Potency comparisons between FORANE and ABSTRAL depend on the specific clinical indication. These are agents from distinct pharmacological classes and are not directly interchangeable by dose. A physician or clinical pharmacist should guide any therapeutic switching decisions.
The standard adult dose of FORANE is: Induction: 0.5-3% inspired; Maintenance: 0.5-2% inspired.. The standard adult dose of ABSTRAL is: For breakthrough pain in opioid-tolerant patients: initial dose 100 mcg sublingual tablet, titrate across strengths (100, 200, 300, 400, 600, 800 mcg) as needed; maximum 2 doses per episode, minimum 2 hours between episodes.. Dosing should always be individualized based on indication, renal and hepatic function, age, and other patient factors.
No direct drug-drug interaction has been formally documented between FORANE and ABSTRAL in current clinical databases. However, individual patient risk factors including other medications, organ function, and comorbidities should always be evaluated by a qualified healthcare provider.
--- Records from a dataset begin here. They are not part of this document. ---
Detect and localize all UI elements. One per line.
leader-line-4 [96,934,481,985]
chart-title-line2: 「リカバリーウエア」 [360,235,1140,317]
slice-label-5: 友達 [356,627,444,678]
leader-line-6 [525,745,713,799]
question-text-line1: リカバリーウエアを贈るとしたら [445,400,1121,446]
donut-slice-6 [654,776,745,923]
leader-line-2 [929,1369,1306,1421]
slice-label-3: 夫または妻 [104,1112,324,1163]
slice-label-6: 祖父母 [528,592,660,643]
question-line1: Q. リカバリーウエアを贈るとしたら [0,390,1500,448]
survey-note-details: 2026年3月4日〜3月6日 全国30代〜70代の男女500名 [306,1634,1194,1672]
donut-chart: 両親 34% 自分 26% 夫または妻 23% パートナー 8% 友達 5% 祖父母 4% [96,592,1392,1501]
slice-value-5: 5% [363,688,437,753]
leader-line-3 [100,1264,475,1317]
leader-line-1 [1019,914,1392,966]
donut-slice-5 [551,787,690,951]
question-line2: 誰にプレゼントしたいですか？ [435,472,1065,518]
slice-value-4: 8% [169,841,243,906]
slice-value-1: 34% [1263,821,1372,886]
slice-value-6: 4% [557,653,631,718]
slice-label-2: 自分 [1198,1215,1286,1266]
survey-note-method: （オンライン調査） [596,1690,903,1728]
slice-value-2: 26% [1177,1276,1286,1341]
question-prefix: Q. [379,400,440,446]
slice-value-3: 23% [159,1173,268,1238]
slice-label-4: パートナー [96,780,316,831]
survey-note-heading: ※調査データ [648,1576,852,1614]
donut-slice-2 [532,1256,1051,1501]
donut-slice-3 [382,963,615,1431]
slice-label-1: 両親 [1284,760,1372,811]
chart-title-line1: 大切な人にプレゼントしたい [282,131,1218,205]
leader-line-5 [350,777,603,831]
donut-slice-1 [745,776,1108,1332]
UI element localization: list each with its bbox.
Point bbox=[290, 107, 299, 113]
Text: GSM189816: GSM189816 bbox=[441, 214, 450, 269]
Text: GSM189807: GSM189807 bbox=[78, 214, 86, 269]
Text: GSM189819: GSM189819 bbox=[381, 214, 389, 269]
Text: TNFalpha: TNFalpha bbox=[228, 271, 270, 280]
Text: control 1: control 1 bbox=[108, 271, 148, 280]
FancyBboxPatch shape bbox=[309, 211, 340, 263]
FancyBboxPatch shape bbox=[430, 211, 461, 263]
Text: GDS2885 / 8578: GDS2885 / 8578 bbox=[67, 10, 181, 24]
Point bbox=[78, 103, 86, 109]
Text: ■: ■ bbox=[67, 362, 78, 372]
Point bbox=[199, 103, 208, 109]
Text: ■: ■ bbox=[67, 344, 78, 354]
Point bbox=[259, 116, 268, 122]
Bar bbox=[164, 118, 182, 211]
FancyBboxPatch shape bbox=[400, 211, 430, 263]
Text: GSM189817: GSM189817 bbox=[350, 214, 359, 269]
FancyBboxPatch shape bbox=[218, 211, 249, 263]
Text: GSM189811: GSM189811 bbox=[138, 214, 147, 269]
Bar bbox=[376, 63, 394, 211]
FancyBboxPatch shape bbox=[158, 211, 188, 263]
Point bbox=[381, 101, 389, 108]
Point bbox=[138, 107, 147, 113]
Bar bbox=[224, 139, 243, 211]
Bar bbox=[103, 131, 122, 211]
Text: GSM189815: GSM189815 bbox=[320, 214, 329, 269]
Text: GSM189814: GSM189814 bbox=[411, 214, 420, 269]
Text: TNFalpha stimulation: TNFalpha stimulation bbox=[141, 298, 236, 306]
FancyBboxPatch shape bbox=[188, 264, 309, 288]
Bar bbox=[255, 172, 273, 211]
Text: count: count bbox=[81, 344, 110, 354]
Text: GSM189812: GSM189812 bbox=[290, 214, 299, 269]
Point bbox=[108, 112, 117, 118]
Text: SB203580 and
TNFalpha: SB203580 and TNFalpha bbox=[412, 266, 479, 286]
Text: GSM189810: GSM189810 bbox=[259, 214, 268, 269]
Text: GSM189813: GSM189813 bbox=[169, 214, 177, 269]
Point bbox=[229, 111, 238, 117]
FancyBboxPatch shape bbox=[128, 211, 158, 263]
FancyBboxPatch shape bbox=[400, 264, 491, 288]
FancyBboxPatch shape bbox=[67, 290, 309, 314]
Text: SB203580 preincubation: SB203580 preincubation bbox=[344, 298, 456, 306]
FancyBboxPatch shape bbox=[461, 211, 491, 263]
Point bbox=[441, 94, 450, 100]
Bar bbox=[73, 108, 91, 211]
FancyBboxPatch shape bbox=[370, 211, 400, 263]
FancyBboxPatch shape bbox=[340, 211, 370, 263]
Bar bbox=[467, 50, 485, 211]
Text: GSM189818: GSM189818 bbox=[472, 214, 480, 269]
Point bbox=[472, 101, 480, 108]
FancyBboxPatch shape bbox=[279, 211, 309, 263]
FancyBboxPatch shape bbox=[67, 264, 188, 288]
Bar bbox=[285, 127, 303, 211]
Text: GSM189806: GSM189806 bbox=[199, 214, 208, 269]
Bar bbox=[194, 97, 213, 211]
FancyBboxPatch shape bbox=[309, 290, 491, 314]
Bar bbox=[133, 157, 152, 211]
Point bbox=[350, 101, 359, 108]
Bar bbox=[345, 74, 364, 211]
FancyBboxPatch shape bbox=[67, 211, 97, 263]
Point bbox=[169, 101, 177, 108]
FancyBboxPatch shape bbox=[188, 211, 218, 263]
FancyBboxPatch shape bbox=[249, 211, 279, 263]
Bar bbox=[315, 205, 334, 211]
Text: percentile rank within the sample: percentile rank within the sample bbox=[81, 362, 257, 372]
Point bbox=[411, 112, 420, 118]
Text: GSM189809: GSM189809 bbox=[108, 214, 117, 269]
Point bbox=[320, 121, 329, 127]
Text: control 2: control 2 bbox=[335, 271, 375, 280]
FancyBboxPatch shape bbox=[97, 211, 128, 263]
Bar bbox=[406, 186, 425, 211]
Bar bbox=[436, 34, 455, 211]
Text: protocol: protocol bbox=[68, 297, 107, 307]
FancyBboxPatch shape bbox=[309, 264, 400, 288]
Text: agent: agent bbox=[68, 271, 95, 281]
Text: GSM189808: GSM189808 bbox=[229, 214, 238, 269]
The maternal-fetal safety profiles differ. FORANE is classified as Category C. FORANE (isoflurane) is classified as FDA Category C. In first trimester, animal studies show fetal malformations at high doses; human data insufficient. Second and third trimesters. ABSTRAL is classified as Category C. FDA Pregnancy Category C. First trimester: Inadequate human data; opioid analgesics are not associated with major malformations but may cause neural tube defects at high doses in a. Always consult a maternal-fetal medicine specialist before taking either drug during pregnancy or lactation.